Moge men in Kelly's werken misschien niet die zeldzaam-origineele gedachten
aantreffen, die voor Darby's geschriften zoo karakteristiek zijn - zijn
gemakkelijker stijl en bevattelijker wijze van uitdrukking maken de lectuur van
Kelly, hoewel evenzeer diep van inhoud, tot een voor velen toegankelijker stof.
Schoone gedachten heeft hij ons nagelaten, getuigende van een diep-vorschenden geest, toch gepaard aan praktischen zin. Hoeveel had hij geleerd van dien grooten, eenigen Leermeester, die alles, óók de diepten Gods, onderzoekt! (1 Kor. 2 : 10.)
Maakten we hier uitvoerig melding van Kelly's arbeid in geschrifte, - hoe omvangrijk is ook geweest hetgeen we het eerst noemden: zijn dienst door lezingen, die hij in verschillende plaatsen van Engeland zoo veelvuldig heeft gehouden.
Dat onder zulk een veelomvattende taak Kelly zeldzaam frisch en krachtig is gebleven, komt wel zeer treffend uit door het feit, dat sommige van zijn beste en grootste werken in zijn laatste 15 levensjaren werden geschreven, zooals over JESAJA (1895), het Evangelie naar Johannes (1898), e.d. Tot de laatst geschreven werken behooren een uitgebreid werk over de Ingeving der Schrift (1903), en een over de wederkomst des Heeren.

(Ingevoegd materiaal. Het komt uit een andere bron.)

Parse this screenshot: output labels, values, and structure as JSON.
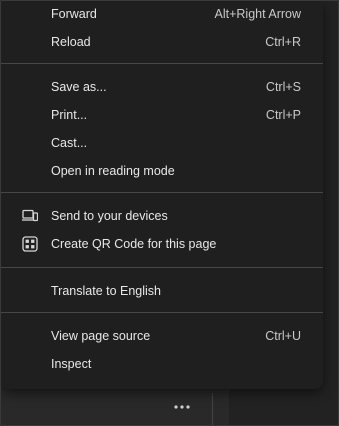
{
  "menu": {
    "items": [
      {
        "label": "Forward",
        "shortcut": "Alt+Right Arrow"
      },
      {
        "label": "Reload",
        "shortcut": "Ctrl+R"
      },
      {
        "label": "Save as...",
        "shortcut": "Ctrl+S"
      },
      {
        "label": "Print...",
        "shortcut": "Ctrl+P"
      },
      {
        "label": "Cast...",
        "shortcut": ""
      },
      {
        "label": "Open in reading mode",
        "shortcut": ""
      },
      {
        "label": "Send to your devices",
        "shortcut": "",
        "icon": "send-to-devices-icon"
      },
      {
        "label": "Create QR Code for this page",
        "shortcut": "",
        "icon": "qr-code-icon"
      },
      {
        "label": "Translate to English",
        "shortcut": ""
      },
      {
        "label": "View page source",
        "shortcut": "Ctrl+U"
      },
      {
        "label": "Inspect",
        "shortcut": ""
      }
    ]
  },
  "toolbar": {
    "more_icon": "more-horizontal-icon"
  },
  "colors": {
    "menu_bg": "#1f1f1f",
    "page_bg": "#292929",
    "text": "#e8e8e8",
    "separator": "#474747"
  }
}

Ligt het geheim dezer blijvende vruchtbaarheid en frischheid van geest niet juist hierin: dat hij niet slechts bleef schrijven, doch tevens onderzoeken? Wat ieder geloovige, ongeacht de maat zijner gaven, behoort te zijn, dát was Kelly: Bijbelonderzoeker-voor-het-leven!
Zijn nagelaten boekenschat - een bibliotheek van 15000 deelen(!) - noemt iemand treffend: "het KEURgereedschap van een geschoold en werkend Christen." Die schat was tevens de beste illustratie van zijn bezitter.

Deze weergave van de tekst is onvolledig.